Unterstützung für die Uni

Die beiden künftigen Kooperationspartner vereinbaren ferner, das Projekt „Uni (kommt) in die Stadt“ mit Nachdruck zu unterstützen, „da es eine Jahrhundertchance für die Entwicklung der Innenstadt Siegens darstellt“, wie es heißt. Konkreter: Der Städtebau und die Verkehrssituation rücken in den schwarz-roten Fokus. Die neuen Uni-Standorte am Unteren Schloss, am Häutebachweg und an der Friedrichstraße sollen mit zusätzlichen Bus-Linien angebunden, dazu ausreichend Stellplätze für Pkw und Fahrräder mit Ladestationen geschaffen werden. Das dazu passende Verkehrs- bzw. Mobilitätskonzept hat das Siegener Rathaus jüngst vorgelegt – es muss aber noch mit Leben gefüllt werden.
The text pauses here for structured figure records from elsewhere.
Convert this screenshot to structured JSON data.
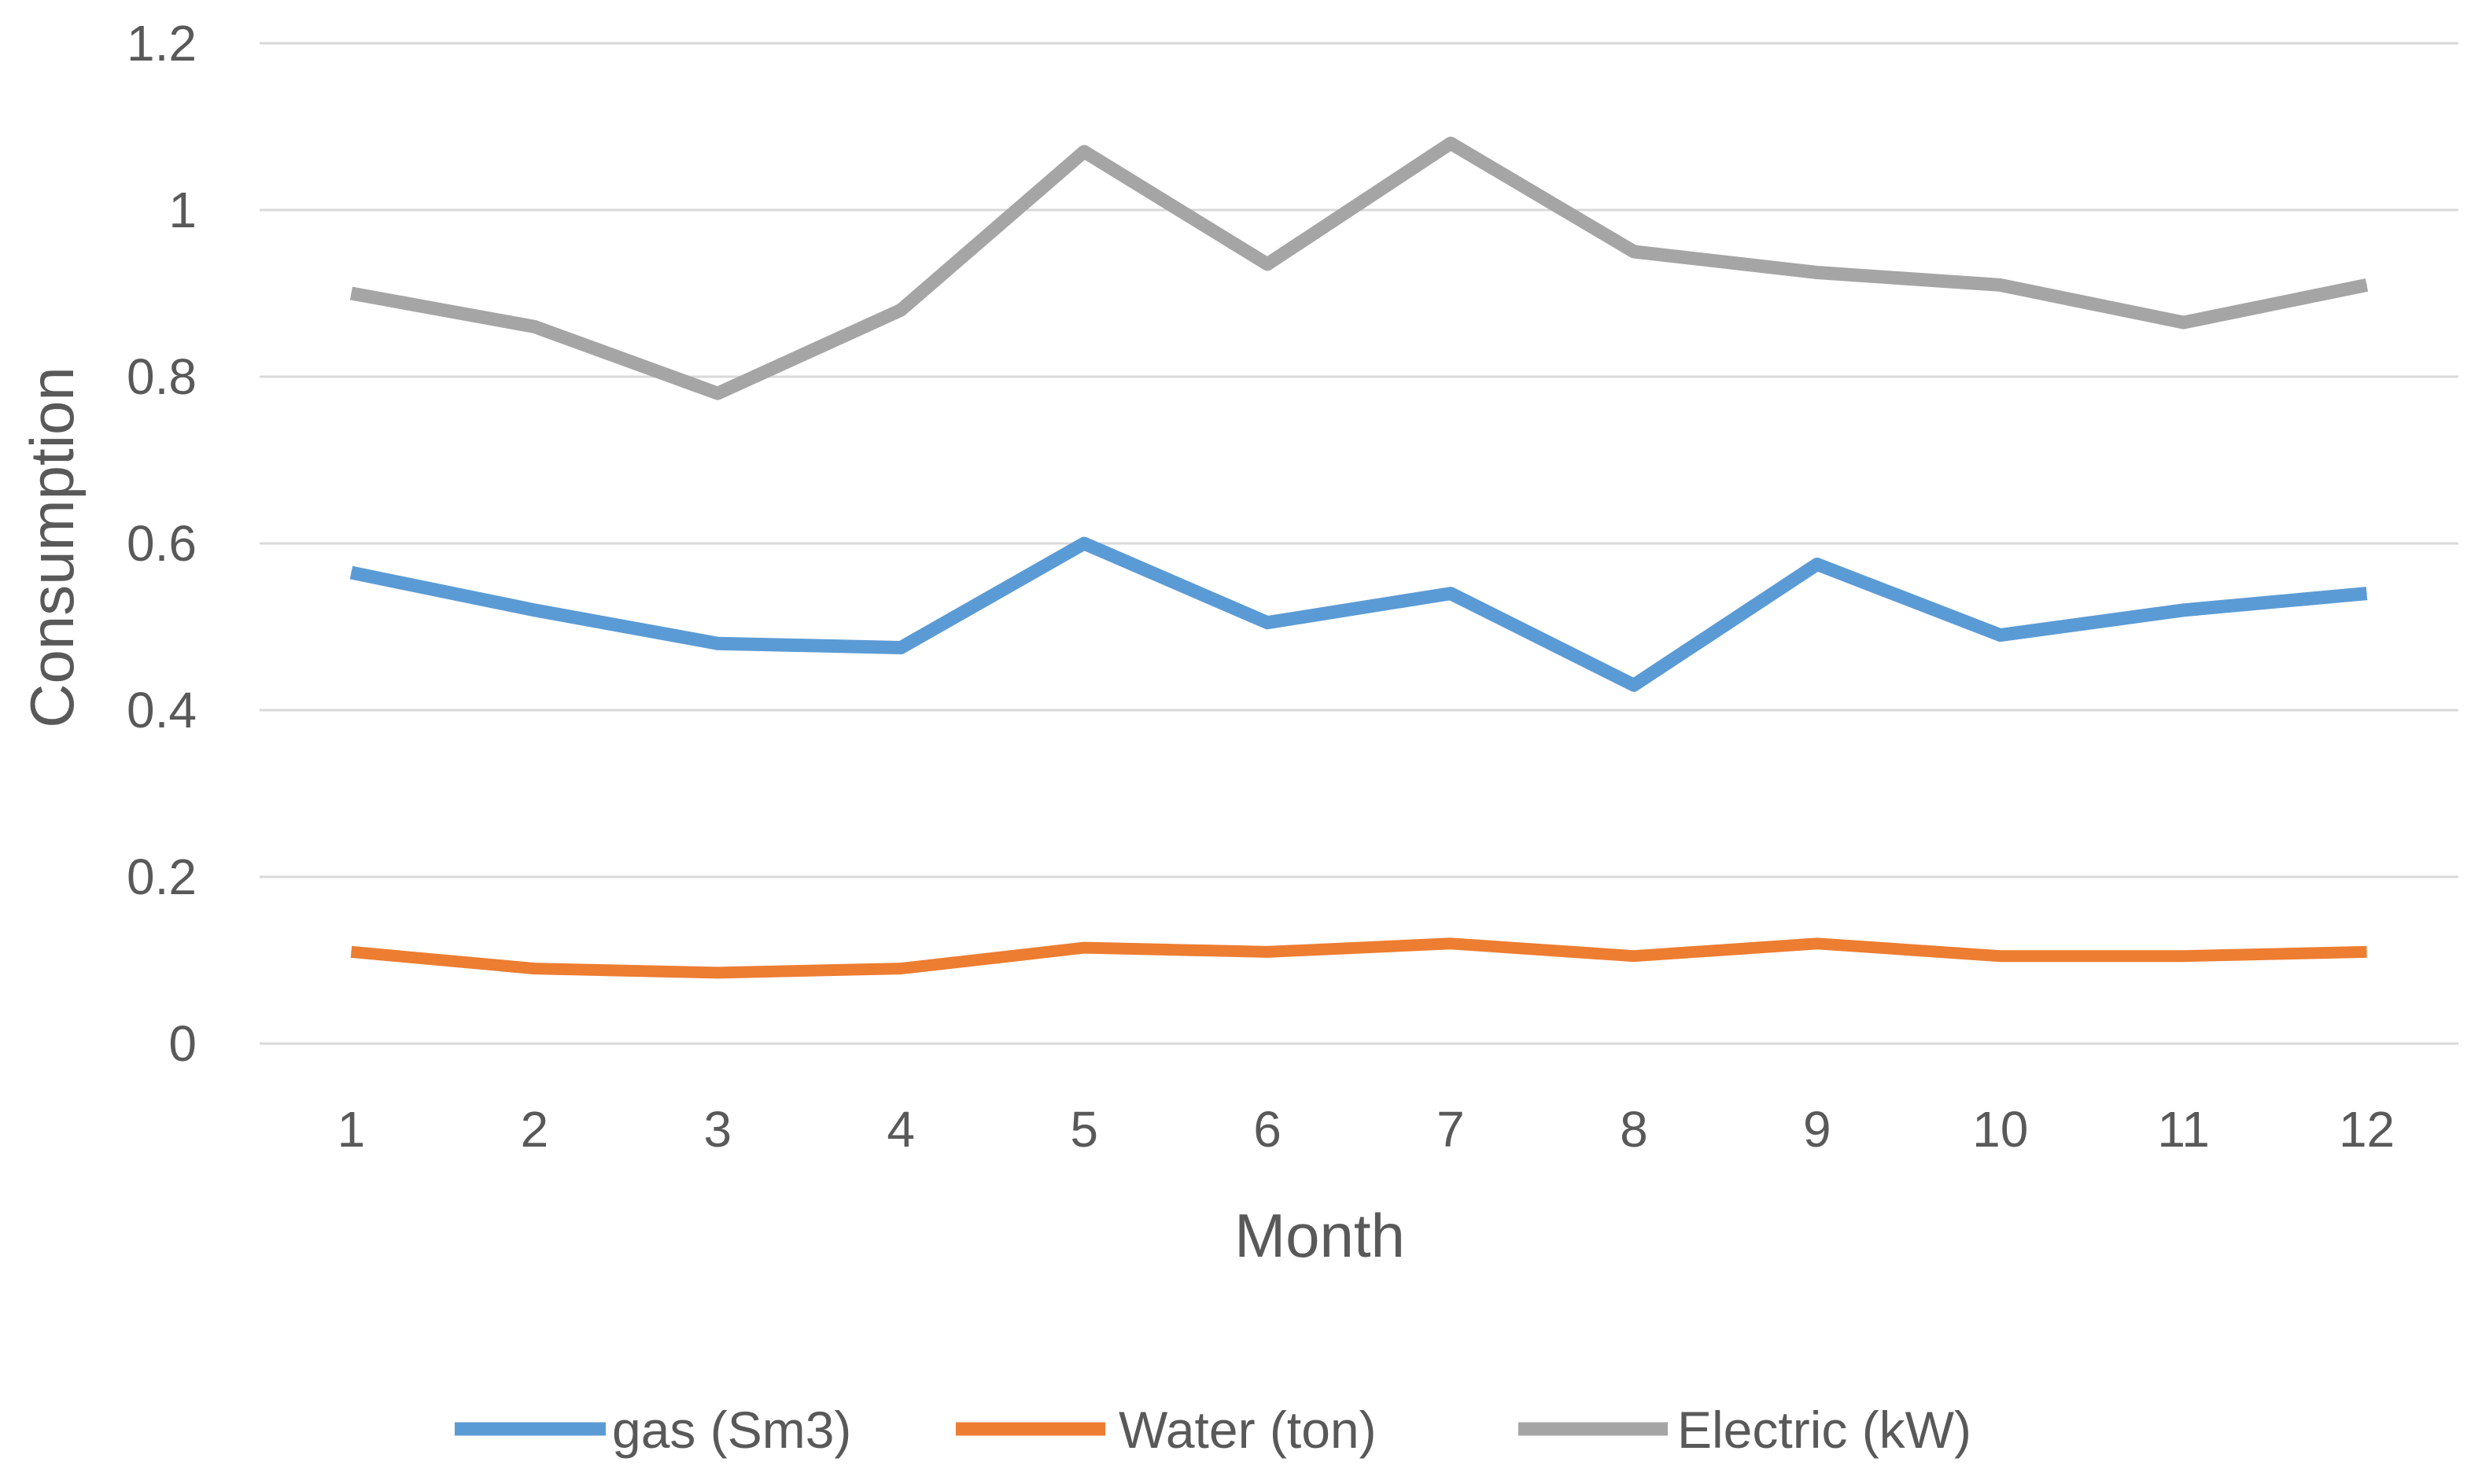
{
  "chart_data": {
    "type": "line",
    "title": "",
    "xlabel": "Month",
    "ylabel": "Consumption",
    "categories": [
      "1",
      "2",
      "3",
      "4",
      "5",
      "6",
      "7",
      "8",
      "9",
      "10",
      "11",
      "12"
    ],
    "ylim": [
      0,
      1.2
    ],
    "yticks": [
      "0",
      "0.2",
      "0.4",
      "0.6",
      "0.8",
      "1",
      "1.2"
    ],
    "grid": true,
    "legend_position": "bottom",
    "series": [
      {
        "name": "gas (Sm3)",
        "color": "#5b9bd5",
        "values": [
          0.565,
          0.52,
          0.48,
          0.475,
          0.6,
          0.505,
          0.54,
          0.43,
          0.575,
          0.49,
          0.52,
          0.54
        ]
      },
      {
        "name": "Water (ton)",
        "color": "#ed7d31",
        "values": [
          0.11,
          0.09,
          0.085,
          0.09,
          0.115,
          0.11,
          0.12,
          0.105,
          0.12,
          0.105,
          0.105,
          0.11
        ]
      },
      {
        "name": "Electric (kW)",
        "color": "#a5a5a5",
        "values": [
          0.9,
          0.86,
          0.78,
          0.88,
          1.07,
          0.935,
          1.08,
          0.95,
          0.925,
          0.91,
          0.865,
          0.91
        ]
      }
    ]
  }
}
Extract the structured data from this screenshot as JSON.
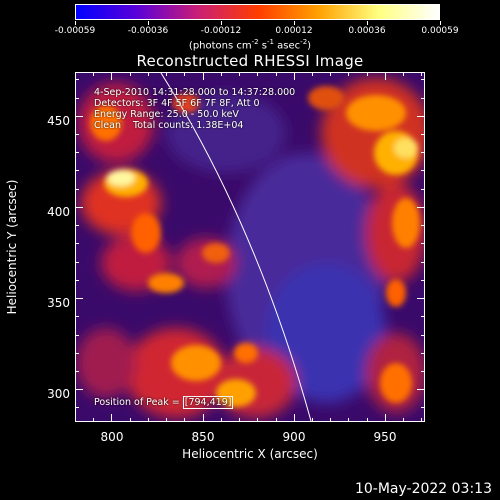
{
  "colorbar": {
    "tick_labels": [
      "-0.00059",
      "-0.00036",
      "-0.00012",
      "0.00012",
      "0.00036",
      "0.00059"
    ],
    "units_prefix": "(photons cm",
    "units_exp1": "-2",
    "units_mid1": " s",
    "units_exp2": "-1",
    "units_mid2": " asec",
    "units_exp3": "-2",
    "units_suffix": ")",
    "gradient_colors": [
      "#0000ff",
      "#5a00d8",
      "#c81e78",
      "#ff3c00",
      "#ffa000",
      "#ffff80",
      "#ffffff"
    ]
  },
  "title": "Reconstructed RHESSI Image",
  "info": {
    "time_range": "4-Sep-2010 14:31:28.000 to 14:37:28.000",
    "detectors": "Detectors: 3F 4F 5F 6F 7F 8F, Att 0",
    "energy": "Energy Range: 25.0 - 50.0 keV",
    "clean": "Clean    Total counts: 1.38E+04",
    "peak_prefix": "Position of Peak = ",
    "peak_value": "[794,419]"
  },
  "axes": {
    "xlabel": "Heliocentric X (arcsec)",
    "ylabel": "Heliocentric Y (arcsec)",
    "x_ticks": [
      "800",
      "850",
      "900",
      "950"
    ],
    "y_ticks": [
      "300",
      "350",
      "400",
      "450"
    ],
    "x_range": [
      780,
      972
    ],
    "y_range": [
      282,
      474
    ]
  },
  "timestamp": "10-May-2022 03:13"
}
Autos aus der Innenstadt halten

Mehr Fahrräder, weniger Autos: Besagtes Mobilitätskonzept soll dafür sorgen, dass der Autoverkehr weitestgehend aus der Innenstadt herausgehalten werden kann. Daher sind auch die Überlegungen zum Siegbergtunnel – trotz der Prognose sinkender Autozahlen und steigender Baukosten ein Wahlkampfthema bei der jüngsten Kommunalwahl – „erneut und ernsthaft“ zu prüfen.

Weniger Schlaglöcher und KAG-Beiträge

Zusätzlich zur üblichen Sanierung wichtiger Straßen sollen jährlich möglichst mindestens 1 Millionen Euro für ein Straßendeckenprogramm bereitgestellt werden. Mit der Sanierung sollen Schlaglöcher gestopft und Straßenausbaubeiträge nach Kommunalabgabengesetz (KAG) vermieden werden.

1000 neue Wohnungen

Ziel der GroKo ist außerdem, die Voraussetzungen für den Bau von 1000 zusätzlichen Wohnungen in den nächsten fünf Jahren zu schaffen. Und zwar in den bereits geplanten Wohnbaugebieten am Schießberg, am Wellersberg und am Giersberg. Weitere Wohnbaugebiete sollen aus dem aktuellen Wohnbaulandkonzept – über das Stadtgebiet verteilt – entwickelt werden. Zusätzliche Flächen, wie die Sandhalde in Niederschelden oder auf dem ELIH-Gelände in Geisweid, sollen auf ihre Umsetzbarkeit hin untersucht werden.

Spielplätze für alle

Auf dem Feld der Familienpolitik kündigt die GroKo die Verbesserung der Betreuungsquoten und -zeiten, bei der Befreiung von Elternbeiträgen, der Jugendtreffs und der Jugendbeteiligung an. Ansage von CDU und SPD ist zudem, nach Möglichkeit in jedem Ortsteil mindestens einen Spielplatz mit „einer sehr hohen Spiel- und Aufenthaltsqualität zu schaffen und dauerhaft zu erhalten.

Vierte Gesamtschule

Der Elternwille macht Eindruck: Die GroKo wird eine vierte Gesamtschule prüfen lassen und ermitteln, wo in Siegen eine solche Schule Sinn ergäbe und mit welchen Auswirkungen und Konsequenzen dies verbunden wäre.

Das subjektive Sicherheitsempfinden in der Bevölkerung muss verbessert werden, finden die Siegener CDU und SPD.
Die Umgestaltung des Herrengartens (Bild) und §Rund um den Siegberg" sollen fortgesetzt werden.